稲田防衛相「自衛隊もお願い」発言が自民党誤射(写真はイメージ)
稲田防衛相「自衛隊もお願い」発言が自民党誤射(写真はイメージ)
この記事の写真をすべて見る

「自衛隊としてお願いしたい」。東京都議選でそう訴えた稲田朋美防衛相。自民候補への投票を求めた失言は即日撤回。支離滅裂と首相の擁護はいつまで続くのか。

 発言は6月27日夕、東京都板橋区での集会で飛び出した。

「東京都ではテロ対策、首都直下型地震も懸念される。防衛省・自衛隊と手を携えることが非常に重要だ。地元と国政をつなぐのは自民党の都議会の先生しかいない。○○候補(実名)を防衛省、自衛隊、防衛相、自民党としてもお願いしたい」
 厳しい報道を知った菅義偉官房長官に注意され、深夜に記者会見を開いて発言を撤回。「板橋区の近くに練馬駐屯地もあるので」と釈明した。駐屯地周辺に住む陸上自衛隊員は創価学会員に匹敵する票田とされる。安倍自民党と都民ファーストの会(代表・小池百合子都知事)の首都決戦は佳境で、稲田氏は援護のつもりだったのだろう。

●誤解される政治的中立

 発言はめまいがするほど問題だらけだが、大きく二つだ。国民を守る自衛隊を統括する防衛省のトップとして、自衛隊の運用がそんなに自民寄りでいいのか。そんな軽さで、実力組織の「制服組」約23万人、文官の「背広組」約2万人の自衛隊員らに示しがつくのかということだ。

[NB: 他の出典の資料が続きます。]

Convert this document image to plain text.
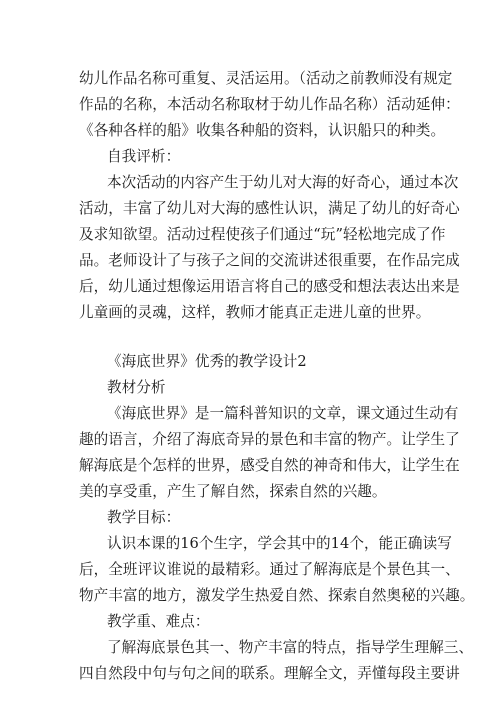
幼儿作品名称可重复、灵活运用。（活动之前教师没有规定
作品的名称，本活动名称取材于幼儿作品名称）活动延伸：
《各种各样的船》收集各种船的资料，认识船只的种类。
自我评析：
本次活动的内容产生于幼儿对大海的好奇心，通过本次
活动，丰富了幼儿对大海的感性认识，满足了幼儿的好奇心
及求知欲望。活动过程使孩子们通过“玩”轻松地完成了作
品。老师设计了与孩子之间的交流讲述很重要，在作品完成
后，幼儿通过想像运用语言将自己的感受和想法表达出来是
儿童画的灵魂，这样，教师才能真正走进儿童的世界。
《海底世界》优秀的教学设计2
教材分析
《海底世界》是一篇科普知识的文章，课文通过生动有
趣的语言，介绍了海底奇异的景色和丰富的物产。让学生了
解海底是个怎样的世界，感受自然的神奇和伟大，让学生在
美的享受重，产生了解自然，探索自然的兴趣。
教学目标：
认识本课的16个生字，学会其中的14个，能正确读写
后，全班评议谁说的最精彩。通过了解海底是个景色其一、
物产丰富的地方，激发学生热爱自然、探索自然奥秘的兴趣。
教学重、难点：
了解海底景色其一、物产丰富的特点，指导学生理解三、
四自然段中句与句之间的联系。理解全文，弄懂每段主要讲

 まず自衛隊の運用だ。テロや災害で自衛隊の派遣が一刻を争う時、首長や議会で自民党が強い自治体を稲田氏が優先すれば、少なくとも「公務員は全体の奉仕者」とする憲法に反する。

 自衛隊員への示しはどうか。

「○○候補を自衛隊としてお願い」する稲田氏が、仮に○○候補への投票や支援を命じれば、自衛隊員の思想・表現の自由への侵害でやはり憲法問題だ。自衛隊員は自衛隊法などで政治的行為を制限され、選挙で特定候補の支援を禁じられてもいる。

 閣僚を含む公務員の「地位利用による選挙運動」を禁じた公職選挙法にも反しかねないが、30日の記者会見では「意図は全くない」と逃げの一手。弁護士とは思えない非常識な態度だ。

 そもそも自衛隊は、中国や北朝鮮のような一党独裁国家の「党の軍隊」ではない。制服組のある幹部は「我々は政治活動はだめだと徹底されている。大臣が何を言おうと関係ない。でも、あきれます」と迷惑そうだ。